Benjamin Britten’s setting was written for the English Opera Group and first performed in 1948 in Cambridge at The Arts Theatre. It was subsequently performed at the Holland Festival, the Cheltenham Festival, the Festival du Littoral Belgique, and at Sadler’s Wells Theatre in London. Mr. Britten set the piece in a laundry frequented by beggars. He used all but 3 of the original songs and additional dialogue was written by its producer, Tyrone Guthrie.

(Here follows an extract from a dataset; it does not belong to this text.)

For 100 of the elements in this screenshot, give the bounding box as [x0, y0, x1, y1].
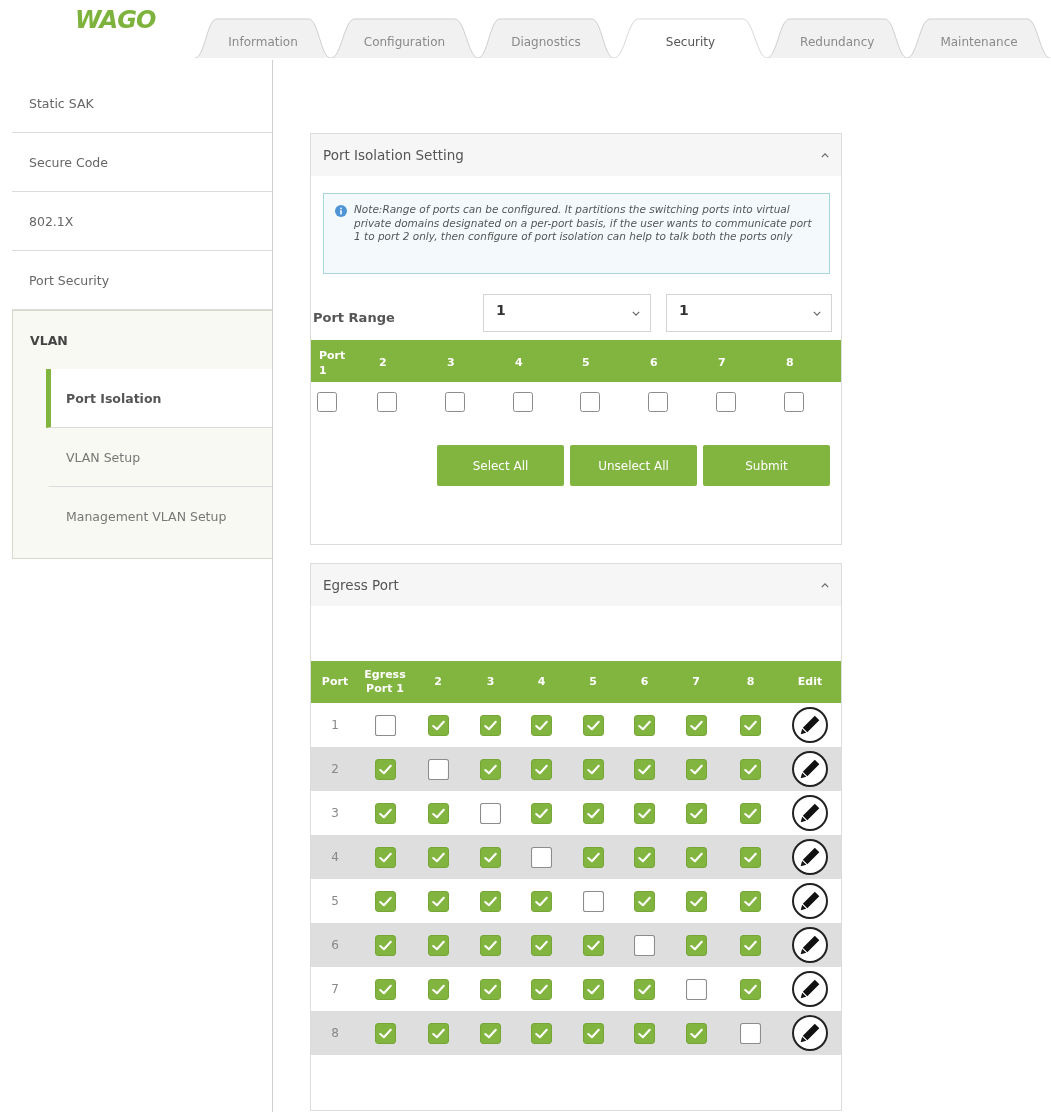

3. Richard Bonynge and Douglas Gamley

This version was conceived by noted conductor and musicologist Richard Bonynge and Douglas Gamley for Australian Opera in 1981. Bonynge created an operatic version and scored it for a full symphony orchestra. About the opera Bonynge says:

“The musical language of the new version is that of the present day, with at least some of the satirical element of the original retained by gentle parodying of a wide-range or eighteenth, nineteenth and twentieth-century musical styles.”

4. Kurt Weill and Bertold Brecht

Undoubtedly the most well-known adaptation is Kurt Weill and Bertold Brecht’s The Threepenny Opera which premiered on August 31, 1928 in Berlin. Brecht’s secretary, Elizabeth Hauptmann, saw the Lyric Hammersmith’s production of 1920 and translated the play into German. This translation was the basis for Brecht’s adaptation of the story. Brecht approached Kurt Weill to write the music who at first was very skeptical.
Within one year, 46 new productions of the piece had been performed across Europe.
The original German version has been performed more than 10,000 times and translated into 18 languages. The most famous English version, by Marc Blitzstein, was first performed in 1952 at Brandeis University with Leonard Bernstein conducting. The show was restaged in New York at the off-Broadway Theatre de Lys in Greenwich Village, opening on March 10, 1954. This production ran until 1961, with over 2,600 performances which was, at the time, the longest running musical in history.

5. Duke Ellington

Our final version is Duke Ellington’s Beggar’s Holiday with lyrics and book by John Latouche which premiered on Broadway in 1946 and ran for 111 performances. It debuted six years before Kurt Weill’s work was introduced to the American theatre-going public. Beggar’s Holiday was revived, in an updated version by Dale Wasserman, last year in California. Richard Link has written new arrangements of these songs for our production.